La guancia di Noomi era premuta su della paglia umida. Quando riuscì ad aprire gli occhi davanti sé vedeva sbarre di legno. La cassa in cui era rinchiusa scivolava a destra e sinistra, veniva sbattuta e rimbalzava. Era su un carro. Ancora confusa e tramortita ci impiegò un po’ a capire cosa stesse succedendo. Al di la delle sbarre notò i completi lucidi delle guardie di Crono e i manici delle loro alabarde. Lottando con la nausea che le stringeva lo stomaco si mise a sedere, poggiando la schiena contro le sbarre. Aveva piedi e mani legati ed era imbavagliata. Sentiva la gola riarsa. Aveva bisogno di bere.

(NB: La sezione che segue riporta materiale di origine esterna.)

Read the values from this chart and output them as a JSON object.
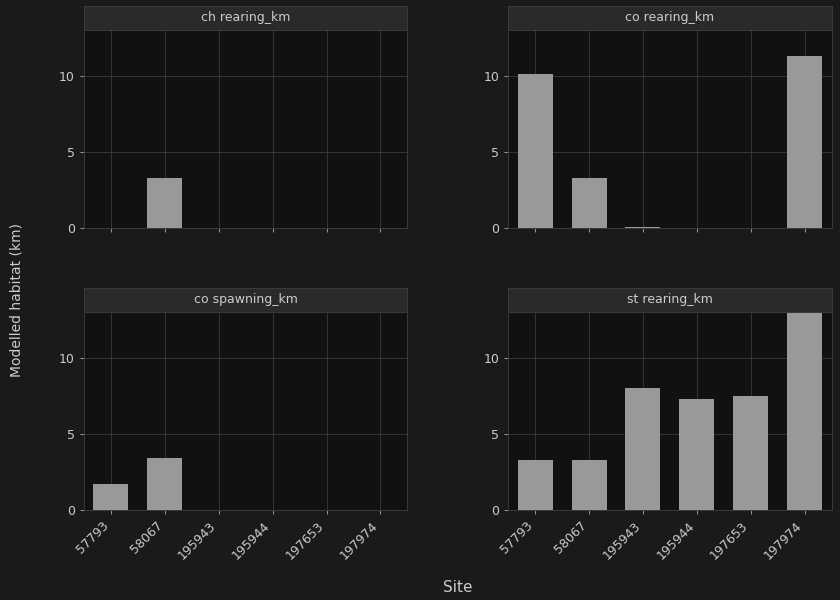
{
  "categories": [
    "57793",
    "58067",
    "195943",
    "195944",
    "197653",
    "197974"
  ],
  "subplots": [
    {
      "title": "ch rearing_km",
      "values": [
        0,
        3.3,
        0,
        0,
        0,
        0
      ]
    },
    {
      "title": "co rearing_km",
      "values": [
        10.1,
        3.3,
        0.07,
        0,
        0,
        11.3
      ]
    },
    {
      "title": "co spawning_km",
      "values": [
        1.7,
        3.4,
        0,
        0,
        0,
        0
      ]
    },
    {
      "title": "st rearing_km",
      "values": [
        3.3,
        3.3,
        8.0,
        7.3,
        7.5,
        13.0
      ]
    }
  ],
  "bar_color": "#999999",
  "background_color": "#1a1a1a",
  "plot_bg_color": "#111111",
  "grid_color": "#3a3a3a",
  "text_color": "#cccccc",
  "strip_bg_color": "#2a2a2a",
  "ylabel": "Modelled habitat (km)",
  "xlabel": "Site",
  "ylim": [
    0,
    13
  ],
  "yticks": [
    0,
    5,
    10
  ]
}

Si guardò intorno cercando di riconoscere in che zona della città fossero. Notando i viali alberati e le strade costruite con grossi sassi bianchi capì di essere nel quartiere della cattedrale di Crono. Com’era consuetudine il commissario e la guardia avrebbero chiesto al prete se concederle la grazia o no. Nel caso gliel’avessero concessa lei sarebbe stata libera, in caso contrario, il suo destino era segnato. Noomi sapeva benissimo che tutta quella falsa della grazia per lei era solo un gesto di buon costume. Tutti non aspettavano altro che vederla morta. Il prete non avrebbe mai concesso niente. Non a lei.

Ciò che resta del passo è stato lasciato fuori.